SUPLEMEN
http://internasional.kompas.com/read/2014/09/04/09462251/ Kisah.Gadis.Remaja.Yazidi.Lari.dari.Sekapan.Kaum.Militan.ISIS Dengan mata yang memerah, dan pipi masih membasah, saya mencoba menulis ulang kisah Adeba Shaker, dan memposting di situs http://ouropinion.info/Adeba Shaker (Shaker tinggal di sebuah desa kecil bersama 25 anggota keluarganya. Dia mencintai sekolah dan ingin menjadi seorang guru. Saat keluarga itu mendengar bahwa anggota militan ISIS mendekat, mereka pun lari ke desa terdekat) adalah satu di antara 73 perempuan dan anak-anak dari etnis Yazidi yang diculik oleh ISIS dari Sinjar. Mereka, gadis-gadis remaja dipisahkan dari apa yang disebut tawanan, kemudiam memperdagangkan mereka di Irak utara. Sementara itu, puluhan ribu warga Yazidi lainnya melarikan diri dari tanah air dari Sinjar dan desa-desa lain karena dikejar ISIS. Jika tidak lari, maka ISIS, yang menganggap warga Yazidi sebagai penyembah setan, memaksa mereka menganut Islam versi radikal atau dibunuh.
ISIS telah menjual Shaker ke perbatasan Suriah, ia dijadikan “hadiah” untuk para anggota militan di garis depan. Ia harus menganut Islam dan dipaksa untuk menikah dengan salah satu anggota ISIS. Perempuan muda dan para gadis remaja menghadapi nasib yang mengerikan. Setelah diperkosa beramai-ramai, mereka dijual kepada penawar tertinggi. Perempuan dewasa dan gadis remaja dilelang seharga 10 dollar AS (atau sekitar Rp 100.000).
Yang lainnya, seperti Adeba Shaker, harus menikah dengan para anggota ISIS, ketika ia sudah berhasil melarikan diri dari sekapan ISIS, dirinya mengenang sikon pahit dan menakutkan; Adeba bertutur,
“Saat paling menakutkan adalah pada malam pertama setelah mereka menangkap kami; kami tiba di sebuah kantor polisi di kota lain. Semua orang dalam kondisi menangis dan menjerit. Kami tidak tahu apa yang akan terjadi pada kami.
Mereka berjanji, mereka tidak akan menyakiti kami jika kami menyerah. Mereka memisahkan perempuan dewasa dan anak-anak dari para lelaki. Mereka kemudian mengambil semua perhiasan, uang, telepon, dan kendaraan kami.
Tak lama setelah itu, sikap mereka berubah dan mereka menjadi “kasar dan agresif”.
Saat Adeba Shaker tiba di rumah anggota ISIS yang membelinya, di Raabia, Irak, salah seorang dari penculiknya menerima panggilan telepon; tak lama kemudian, kelima pria di apartemen itu mengambil senjata mereka dan bergegas keluar.
Shaker mendengar suara sejumlah truk meninggalkan tempat itu.
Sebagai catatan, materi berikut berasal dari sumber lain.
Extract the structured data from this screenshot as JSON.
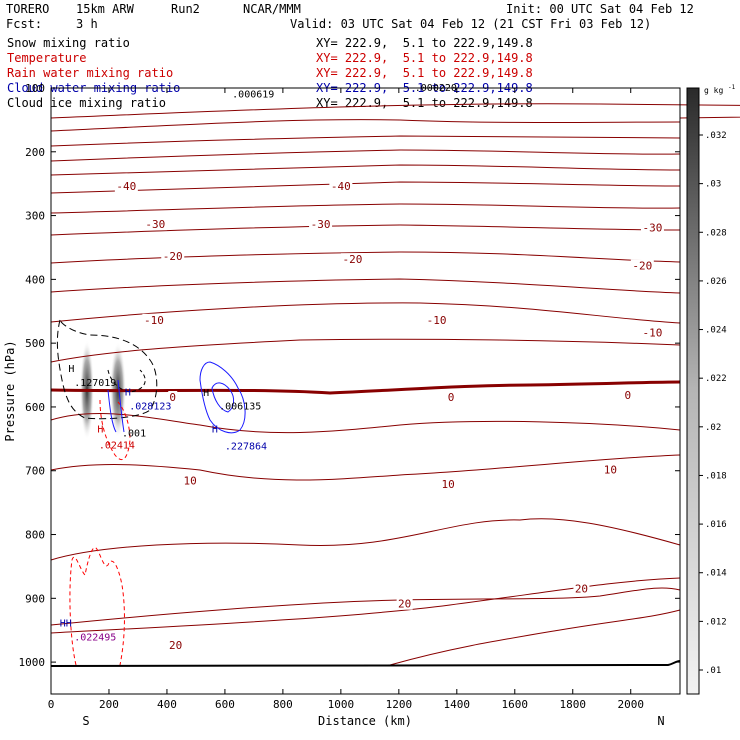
{
  "header": {
    "model": "TORERO",
    "res": "15km ARW",
    "run": "Run2",
    "org": "NCAR/MMM",
    "init": "Init: 00 UTC Sat 04 Feb 12",
    "fcst": "Fcst:",
    "fcst_hours": "3 h",
    "valid": "Valid: 03 UTC Sat 04 Feb 12 (21 CST Fri 03 Feb 12)"
  },
  "fields": [
    {
      "name": "Snow mixing ratio",
      "xy": "XY= 222.9,  5.1 to 222.9,149.8",
      "color": "#000000"
    },
    {
      "name": "Temperature",
      "xy": "XY= 222.9,  5.1 to 222.9,149.8",
      "color": "#cc0000"
    },
    {
      "name": "Rain water mixing ratio",
      "xy": "XY= 222.9,  5.1 to 222.9,149.8",
      "color": "#cc0000"
    },
    {
      "name": "Cloud water mixing ratio",
      "xy": "XY= 222.9,  5.1 to 222.9,149.8",
      "color": "#0000aa"
    },
    {
      "name": "Cloud ice mixing ratio",
      "xy": "XY= 222.9,  5.1 to 222.9,149.8",
      "color": "#000000"
    }
  ],
  "chart_data": {
    "type": "cross-section",
    "xlabel": "Distance (km)",
    "ylabel": "Pressure (hPa)",
    "xlim": [
      0,
      2170
    ],
    "ylim": [
      1050,
      100
    ],
    "x_ticks": [
      0,
      200,
      400,
      600,
      800,
      1000,
      1200,
      1400,
      1600,
      1800,
      2000
    ],
    "y_ticks": [
      1000,
      900,
      800,
      700,
      600,
      500,
      400,
      300,
      200,
      100
    ],
    "endpoint_left": "S",
    "endpoint_right": "N",
    "colorbar": {
      "unit": "g kg",
      "unit_exp": "-1",
      "ticks": [
        ".01",
        ".012",
        ".014",
        ".016",
        ".018",
        ".02",
        ".022",
        ".024",
        ".026",
        ".028",
        ".03",
        ".032"
      ]
    },
    "temperature_labels": [
      {
        "text": "-40",
        "x": 260,
        "p": 255
      },
      {
        "text": "-40",
        "x": 1000,
        "p": 255
      },
      {
        "text": "-30",
        "x": 360,
        "p": 315
      },
      {
        "text": "-30",
        "x": 930,
        "p": 315
      },
      {
        "text": "-30",
        "x": 2075,
        "p": 320
      },
      {
        "text": "-20",
        "x": 420,
        "p": 365
      },
      {
        "text": "-20",
        "x": 1040,
        "p": 370
      },
      {
        "text": "-20",
        "x": 2040,
        "p": 380
      },
      {
        "text": "-10",
        "x": 355,
        "p": 465
      },
      {
        "text": "-10",
        "x": 1330,
        "p": 465
      },
      {
        "text": "-10",
        "x": 2075,
        "p": 485
      },
      {
        "text": "0",
        "x": 420,
        "p": 586
      },
      {
        "text": "0",
        "x": 1380,
        "p": 586
      },
      {
        "text": "0",
        "x": 1990,
        "p": 583
      },
      {
        "text": "10",
        "x": 480,
        "p": 717
      },
      {
        "text": "10",
        "x": 1370,
        "p": 722
      },
      {
        "text": "10",
        "x": 1930,
        "p": 700
      },
      {
        "text": "20",
        "x": 1220,
        "p": 910
      },
      {
        "text": "20",
        "x": 1830,
        "p": 886
      },
      {
        "text": "20",
        "x": 430,
        "p": 975
      }
    ],
    "extrema_labels": [
      {
        "text": "H",
        "x": 60,
        "p": 545,
        "color": "#000000"
      },
      {
        "text": ".127019",
        "x": 80,
        "p": 567,
        "color": "#000000"
      },
      {
        "text": "H",
        "x": 255,
        "p": 582,
        "color": "#0000aa"
      },
      {
        "text": ".028123",
        "x": 270,
        "p": 604,
        "color": "#0000aa"
      },
      {
        "text": "H",
        "x": 160,
        "p": 640,
        "color": "#cc0000"
      },
      {
        "text": ".02414",
        "x": 165,
        "p": 665,
        "color": "#cc0000"
      },
      {
        "text": ".001",
        "x": 245,
        "p": 646,
        "color": "#000000"
      },
      {
        "text": "H",
        "x": 525,
        "p": 583,
        "color": "#000000"
      },
      {
        "text": ".006135",
        "x": 580,
        "p": 604,
        "color": "#000000"
      },
      {
        "text": "H",
        "x": 555,
        "p": 640,
        "color": "#0000aa"
      },
      {
        "text": ".227864",
        "x": 600,
        "p": 667,
        "color": "#0000aa"
      },
      {
        "text": ".000619",
        "x": 625,
        "p": 115,
        "color": "#000000"
      },
      {
        "text": ".000220",
        "x": 1255,
        "p": 105,
        "color": "#000000"
      },
      {
        "text": "HH",
        "x": 30,
        "p": 944,
        "color": "#0000aa"
      },
      {
        "text": ".022495",
        "x": 80,
        "p": 966,
        "color": "#880088"
      }
    ]
  }
}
Suasana lalu senyap. Itu kali pertama dalam 20 hari dia dan seorang gadis lain yang disekap bersamanya berada dalam kondisi sendirian, tanpa penjaga, dan pintu terbuka. Ketika itu, para anggota ISIS meninggalkan Shaker dan seorang gadis Yazidi lainnya, mereka panik dan tak tahu apa yang harus dilakukan.
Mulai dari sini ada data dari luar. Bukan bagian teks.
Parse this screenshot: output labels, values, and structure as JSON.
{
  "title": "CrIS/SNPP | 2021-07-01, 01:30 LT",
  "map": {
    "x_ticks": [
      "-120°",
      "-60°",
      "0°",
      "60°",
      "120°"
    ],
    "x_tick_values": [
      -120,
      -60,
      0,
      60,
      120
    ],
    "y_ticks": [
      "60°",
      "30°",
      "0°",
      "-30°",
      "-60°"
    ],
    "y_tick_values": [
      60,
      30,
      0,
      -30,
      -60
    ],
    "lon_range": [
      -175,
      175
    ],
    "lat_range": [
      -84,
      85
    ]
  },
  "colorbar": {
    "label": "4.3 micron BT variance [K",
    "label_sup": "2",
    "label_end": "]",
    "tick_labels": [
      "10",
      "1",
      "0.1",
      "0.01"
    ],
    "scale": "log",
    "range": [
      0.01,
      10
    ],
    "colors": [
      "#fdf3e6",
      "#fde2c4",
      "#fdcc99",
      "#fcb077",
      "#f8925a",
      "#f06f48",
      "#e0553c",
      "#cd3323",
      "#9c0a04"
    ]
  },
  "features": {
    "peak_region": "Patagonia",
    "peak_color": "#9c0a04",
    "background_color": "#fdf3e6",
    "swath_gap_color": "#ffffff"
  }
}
Tak disangka, ia melihat tas yang berisi HP, kemudian menelpon salah seorang kakaknya, Samir. Samir, menyuruh Shaker pergi ke rumah terdekat dan meminta bantuan serta petunjuk untuk mencapai perbatasan tempat pejuang dari Partai Pekerja Negara Kurdistan (PKK) sedang memerangi kelompok militan ISIS; menurut Samir, “PKK akan membantu, …” Shaker hanya bisa berpikir, “Itu seperti berjudi karena saya tidak tahu siapa yang menjadi teman dan siapa yang menjadi musuh,”.
Adeba Shaker dan temannya memutuskan untuk mencoba keberuntungan; kedua gadis itu menyelinap keluar dari rumah tempat mereka disekap dan mengetuk pintu rumah tetangga. “Kami menjelaskan situasinya kepada mereka dan mereka menunjukkan kepada kami jalan ke perbatasan. Kami tidak pernah menoleh.” Mereka menuju ke garis depan, ke arah harapan dan jalan kesematan serta kebebasan.